今回はバイクの整備でとっても良く使う「ドライバー」のお話をしましょう。

ドライバーは色々な種類があるように思いますが、バイクの整備に使うドライバーの場合、先端の大きさは三種類しかありません。そして小さな順番から0番、1番。2番、3番、4番という呼び方をします(グリップとかシャフトに番号が書いててあるものもあります)。

バイクでは1番から3番のドライバーがあれば、ほとんどの作業を行うことができます。ただし、ネジの大きさにあったドライバーを使うことはとても重要です。

バイクのネジを緩める時、頭の部分をナメてネジが外れなくなった、なんていうトラブルが最も多く発生するのはドライバーを使うときです。

これは力をかけて回すとドライバーを持ち上げようとする力が生まれてしまうため。だからドライバーでネジを回すときはドライバーをネジに押し付ける力が大事。「押し七分、回し三分」なんて言われています。


※画像はイメージです

バイクのネジは固着していることも多いので、ドライバーで普通に回そうと思っても外れないこともあります。

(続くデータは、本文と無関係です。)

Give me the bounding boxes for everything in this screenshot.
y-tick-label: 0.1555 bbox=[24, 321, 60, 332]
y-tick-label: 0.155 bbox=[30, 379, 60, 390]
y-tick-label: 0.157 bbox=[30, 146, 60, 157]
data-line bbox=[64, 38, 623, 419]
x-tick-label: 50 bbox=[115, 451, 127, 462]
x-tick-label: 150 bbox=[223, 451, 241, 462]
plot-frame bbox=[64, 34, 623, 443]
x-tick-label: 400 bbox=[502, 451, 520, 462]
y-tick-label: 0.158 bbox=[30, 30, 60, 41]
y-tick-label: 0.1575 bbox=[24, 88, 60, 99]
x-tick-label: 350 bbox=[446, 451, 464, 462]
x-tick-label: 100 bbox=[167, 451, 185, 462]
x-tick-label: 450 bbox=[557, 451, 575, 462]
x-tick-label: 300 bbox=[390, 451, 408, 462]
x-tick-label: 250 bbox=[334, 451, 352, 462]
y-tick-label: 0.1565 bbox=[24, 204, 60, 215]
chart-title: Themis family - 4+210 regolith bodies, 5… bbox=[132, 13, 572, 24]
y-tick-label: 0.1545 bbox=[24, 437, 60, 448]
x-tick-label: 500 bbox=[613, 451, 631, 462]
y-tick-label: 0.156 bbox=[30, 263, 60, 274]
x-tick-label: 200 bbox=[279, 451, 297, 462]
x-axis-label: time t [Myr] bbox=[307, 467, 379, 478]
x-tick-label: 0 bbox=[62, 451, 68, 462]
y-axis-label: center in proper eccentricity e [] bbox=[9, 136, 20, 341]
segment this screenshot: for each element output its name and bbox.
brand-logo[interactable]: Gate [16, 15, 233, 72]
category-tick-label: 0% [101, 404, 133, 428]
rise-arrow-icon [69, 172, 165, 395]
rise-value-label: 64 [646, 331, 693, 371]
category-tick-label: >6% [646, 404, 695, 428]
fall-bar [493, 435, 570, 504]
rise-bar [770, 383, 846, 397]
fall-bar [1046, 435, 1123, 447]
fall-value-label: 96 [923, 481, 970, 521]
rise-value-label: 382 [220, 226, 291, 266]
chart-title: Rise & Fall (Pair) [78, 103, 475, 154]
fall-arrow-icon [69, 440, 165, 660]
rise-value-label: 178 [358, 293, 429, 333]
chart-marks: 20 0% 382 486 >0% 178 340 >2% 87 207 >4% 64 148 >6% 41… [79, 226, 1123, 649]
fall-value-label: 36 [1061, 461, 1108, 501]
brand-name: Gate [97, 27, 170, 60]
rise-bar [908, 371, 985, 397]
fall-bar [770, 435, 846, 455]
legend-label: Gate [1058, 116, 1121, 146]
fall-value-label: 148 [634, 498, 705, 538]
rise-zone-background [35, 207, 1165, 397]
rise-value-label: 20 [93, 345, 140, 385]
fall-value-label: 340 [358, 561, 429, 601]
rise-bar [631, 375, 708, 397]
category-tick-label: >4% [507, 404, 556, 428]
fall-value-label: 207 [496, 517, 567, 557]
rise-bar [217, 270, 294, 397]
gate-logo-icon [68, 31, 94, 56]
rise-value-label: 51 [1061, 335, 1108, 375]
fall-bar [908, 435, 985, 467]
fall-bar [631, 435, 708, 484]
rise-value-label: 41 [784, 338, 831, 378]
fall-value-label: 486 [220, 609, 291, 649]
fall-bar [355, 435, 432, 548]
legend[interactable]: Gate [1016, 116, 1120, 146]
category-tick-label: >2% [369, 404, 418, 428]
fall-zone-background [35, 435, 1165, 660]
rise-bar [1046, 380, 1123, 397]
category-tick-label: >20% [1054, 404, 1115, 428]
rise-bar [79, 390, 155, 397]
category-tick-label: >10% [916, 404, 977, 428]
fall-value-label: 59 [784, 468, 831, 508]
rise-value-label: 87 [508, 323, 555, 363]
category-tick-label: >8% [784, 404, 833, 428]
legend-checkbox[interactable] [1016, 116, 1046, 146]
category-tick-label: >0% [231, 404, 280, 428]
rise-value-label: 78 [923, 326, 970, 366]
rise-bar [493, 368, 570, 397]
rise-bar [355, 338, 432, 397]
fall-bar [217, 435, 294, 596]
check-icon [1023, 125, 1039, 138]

そんな時、どうするか。まずドライバーをネジに押し付けてグリップ部分をハンマーで叩きます。強いショックを与えることでネジに衝撃を与え、固着している部分を剥がしてやるようなイメージです。

この時、貫通ドライバーという、鉄のシャフト部分がグリップの中まで貫通しているものを使うこと。見分け方はグリップの後ろが鉄で叩き役なっているかどうか。

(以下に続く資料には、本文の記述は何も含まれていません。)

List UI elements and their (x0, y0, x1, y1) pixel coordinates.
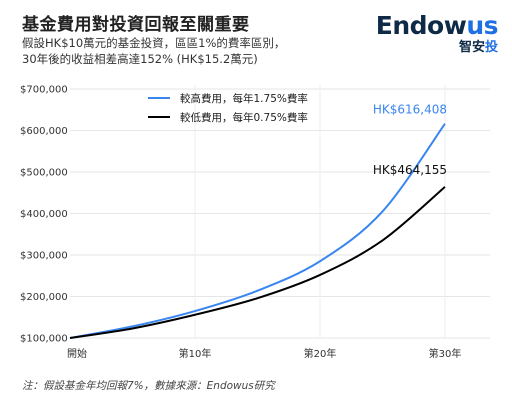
y-tick-label: $700,000 (20, 85, 68, 96)
subtitle: 假設HK$10萬元的基金投資，區區1%的費率區別， 30年後的收益相差高達152… (22, 35, 342, 67)
y-tick-label: $200,000 (20, 292, 68, 303)
y-tick-label: $300,000 (20, 251, 68, 262)
legend-label: 較低費用，每年0.75%費率 (180, 111, 308, 124)
logo-wordmark: Endowus (375, 11, 499, 40)
x-axis-tick-labels: 開始 第10年 第20年 第30年 (67, 347, 461, 360)
x-tick-label: 開始 (67, 347, 87, 360)
footnote: 注：假設基金年均回報7%，數據來源：Endowus研究 (22, 380, 275, 392)
x-tick-label: 第10年 (179, 347, 212, 360)
chart-grid (70, 85, 490, 339)
page-title: 基金費用對投資回報至關重要 (22, 15, 250, 35)
endowus-logo: Endowus 智安投 (375, 11, 499, 56)
y-tick-label: $400,000 (20, 209, 68, 220)
series-line-high-fee (69, 123, 446, 339)
y-tick-label: $100,000 (20, 334, 68, 345)
end-label-low-fee: HK$464,155 (373, 163, 447, 177)
y-tick-label: $600,000 (20, 126, 68, 137)
y-tick-label: $500,000 (20, 168, 68, 179)
end-label-high-fee: HK$616,408 (373, 103, 447, 117)
legend-label: 較高費用，每年1.75%費率 (180, 92, 308, 105)
y-axis-tick-labels: $100,000 $200,000 $300,000 $400,000 $500,000… (20, 85, 68, 345)
subtitle-line-2: 30年後的收益相差高達152% (HK$15.2萬元) (22, 52, 258, 66)
series-line-low-fee (69, 186, 446, 339)
logo-wordmark-accent: us (466, 11, 498, 40)
x-tick-label: 第20年 (304, 347, 337, 360)
subtitle-line-1: 假設HK$10萬元的基金投資，區區1%的費率區別， (22, 36, 286, 50)
chart-series (69, 123, 446, 339)
logo-wordmark-main: Endow (375, 11, 467, 40)
series-end-labels: HK$616,408 HK$464,155 (373, 103, 447, 177)
logo-chinese-name: 智安投 (376, 40, 498, 56)
x-tick-label: 第30年 (429, 347, 462, 360)
logo-chinese-accent: 投 (484, 40, 498, 55)
logo-chinese-main: 智安 (458, 40, 485, 55)
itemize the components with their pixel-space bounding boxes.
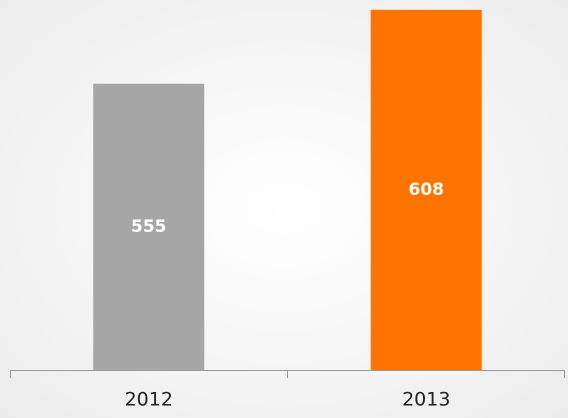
bar xyxy=(370,9,482,370)
bar xyxy=(93,83,205,370)
value-label: 555 xyxy=(131,217,167,237)
value-label: 608 xyxy=(409,180,445,200)
x-tick-label: 2012 xyxy=(125,389,173,411)
x-tick-label: 2013 xyxy=(402,389,450,411)
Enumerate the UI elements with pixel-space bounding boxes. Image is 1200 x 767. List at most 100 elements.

貫通式でない普通のドライバーを使うとグリップ部分が割れてしまいます。貫通式ドライバーなら思い切り引っ叩いても平気なので鉄のハンマーなどで強いショックを与えてみてください。

クランクケースのカバーなどはプラスのネジで固定されていることが多いのですが、クラッチ板の交換などでカバーを外す時、何本ものプラスネジを外すことになります。こういう場合は普通にやっても緩まないことも多いので、まず最初にドライバーのお尻を引っ叩いてやります。

「回らない時はドライバーの頭を引っ叩いてやればいいじゃん」って考える人もいると思いますが甘いです。大甘です。そんなことしているとネジの頭をなめてしまって取れなくなります。

悪いことはいわないから、一発引っ叩いてから回すようにしてください。

これでも回らない時に登場するのが、ショックドライバーとかインパクトドライバーと言われるもの。

ハンマーでひっぱたくとその力でネジを緩める方向に回ります。ドライバーを押し付ける力、回す力、ショックの三つを強い力でガツンと加えることでネジを回します。ま、これで外れないネジっていうのはほとんどありません。これで回らないようならネジの頭だけが千切れてしまうでしょう。


バイク用ショックドライバーセット

ところでMotoBe編集部では古いバイクに乗っているスタッフが多く、頑固で外れにくいネジもあるのですが、ショックドライバーはありません。

だいたいキチンとしたサイズのドライバーを使い、手強そうなものはハンマーで叩けばなんとかなります。

ドライバーは車載工具のものなどを使うとすぐにネジをダメにしてしまいます。スペースを節約するため一つのドライバーでなんでも対応できるようになっているからです。ホームセンターなどで格安で売っているあまりにもグリップ部分の細いものもお勧めしません。

バイクの整備に使うのであればグリップ部分が太くて握りやすいもの。そして貫通式であるものを選ぶようにしましょう。

シャフトの長さは色々ありますが、最初は一般的な長さだけ揃えておけばいいでしょう。四気筒のオートバイでキャブレターを外す、なんて大きな整備になるとシャフトの長いものも欲しくなりますが、最初はまずなくても大丈夫なはずです。